The modernization contributed not only in an increase in performance but also to a decrease in environmental emissions from the Richmond facility. The plant achieves one of the lowest sulphur and particulate emissions from any industrial facility in Canada with the help of the vertical roller mill and kiln baghouse. It continues to work towards a reduction in fossil fuels through co-processing. “That’s where we are now, but our ambitions are much higher”, plant manager Pascal Bouchard says. When visiting the plant, ZKG learned about the current state of plant technology and the logistics associated with supplies and finished products as well as future plans about modernized production, the use of alternative raw materials as fuels.
Most of the raw materials and fuels come in on the water, as the Richmond plant is situated directly on the Fraser River. Thus, the main portion of the limestone, gypsum, some silica sources, coal and petcoke arrive by barge. The rest of the material such as alternative fuels, shale and additional silica sources is delivered by truck.

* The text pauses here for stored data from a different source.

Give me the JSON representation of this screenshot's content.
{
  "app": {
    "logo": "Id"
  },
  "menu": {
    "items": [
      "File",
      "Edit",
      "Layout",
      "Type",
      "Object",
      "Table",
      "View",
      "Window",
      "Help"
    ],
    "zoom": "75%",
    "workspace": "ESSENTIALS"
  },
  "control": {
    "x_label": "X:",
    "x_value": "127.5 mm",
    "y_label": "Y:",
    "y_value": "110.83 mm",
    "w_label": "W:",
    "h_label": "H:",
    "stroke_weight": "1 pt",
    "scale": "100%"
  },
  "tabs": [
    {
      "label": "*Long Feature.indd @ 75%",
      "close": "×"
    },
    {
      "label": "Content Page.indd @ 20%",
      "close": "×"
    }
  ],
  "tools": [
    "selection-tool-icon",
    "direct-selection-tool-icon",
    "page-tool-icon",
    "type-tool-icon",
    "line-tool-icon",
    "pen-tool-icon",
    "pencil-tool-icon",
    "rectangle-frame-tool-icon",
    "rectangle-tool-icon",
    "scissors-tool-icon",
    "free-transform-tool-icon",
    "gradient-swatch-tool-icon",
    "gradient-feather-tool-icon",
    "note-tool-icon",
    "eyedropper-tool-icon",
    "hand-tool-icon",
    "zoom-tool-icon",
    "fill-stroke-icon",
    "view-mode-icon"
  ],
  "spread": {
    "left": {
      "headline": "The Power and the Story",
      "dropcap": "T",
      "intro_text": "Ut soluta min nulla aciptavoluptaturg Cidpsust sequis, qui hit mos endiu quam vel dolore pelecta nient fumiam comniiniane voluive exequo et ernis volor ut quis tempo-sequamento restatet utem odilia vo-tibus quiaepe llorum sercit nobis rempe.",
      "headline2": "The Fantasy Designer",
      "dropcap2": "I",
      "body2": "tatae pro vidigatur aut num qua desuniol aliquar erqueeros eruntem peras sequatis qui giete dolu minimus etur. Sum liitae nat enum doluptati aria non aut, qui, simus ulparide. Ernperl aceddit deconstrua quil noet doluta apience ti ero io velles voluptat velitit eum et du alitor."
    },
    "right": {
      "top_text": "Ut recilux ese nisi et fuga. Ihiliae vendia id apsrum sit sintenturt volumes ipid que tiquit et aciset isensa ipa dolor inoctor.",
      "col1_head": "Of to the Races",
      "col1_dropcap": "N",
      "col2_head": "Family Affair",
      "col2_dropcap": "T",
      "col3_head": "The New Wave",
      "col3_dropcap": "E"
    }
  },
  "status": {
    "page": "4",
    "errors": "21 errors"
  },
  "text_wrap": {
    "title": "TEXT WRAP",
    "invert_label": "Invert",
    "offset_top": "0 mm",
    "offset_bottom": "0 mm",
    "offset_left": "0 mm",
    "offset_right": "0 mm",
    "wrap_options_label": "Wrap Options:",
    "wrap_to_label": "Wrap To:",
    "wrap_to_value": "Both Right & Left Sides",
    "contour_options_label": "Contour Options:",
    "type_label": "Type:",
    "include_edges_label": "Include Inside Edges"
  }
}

The limestone used at Richmond originates on Texada Island, an island in the Strait of Georgia about 60 km to the northwest of Vancouver, BC. A former mining and logging area, the island still has a few quarries and old logging roads. It is the largest of the northern Gulf Islands at some 50 km in length and 10 km in width, with a surface area of 300 km2. By 1910, Pacific Lime Company and BC Cement had set up limestone quarrying operations which continued for almost a century. In this time, the island has produced 5 million tons of limestone a year; however, recent economic factors have lowered demand. Much of the product was shipped to Seattle, Oregon or California. Limestone pits were dug all around the north section of the island as well as railways, cableways and concentration plants. Lime kilns for sintering quicklime were raised around the northern end of the island. One survives at Marble Bay and gives the name to LimeKiln Bay. The mining of copper and iron played only a temporaryrole on the island.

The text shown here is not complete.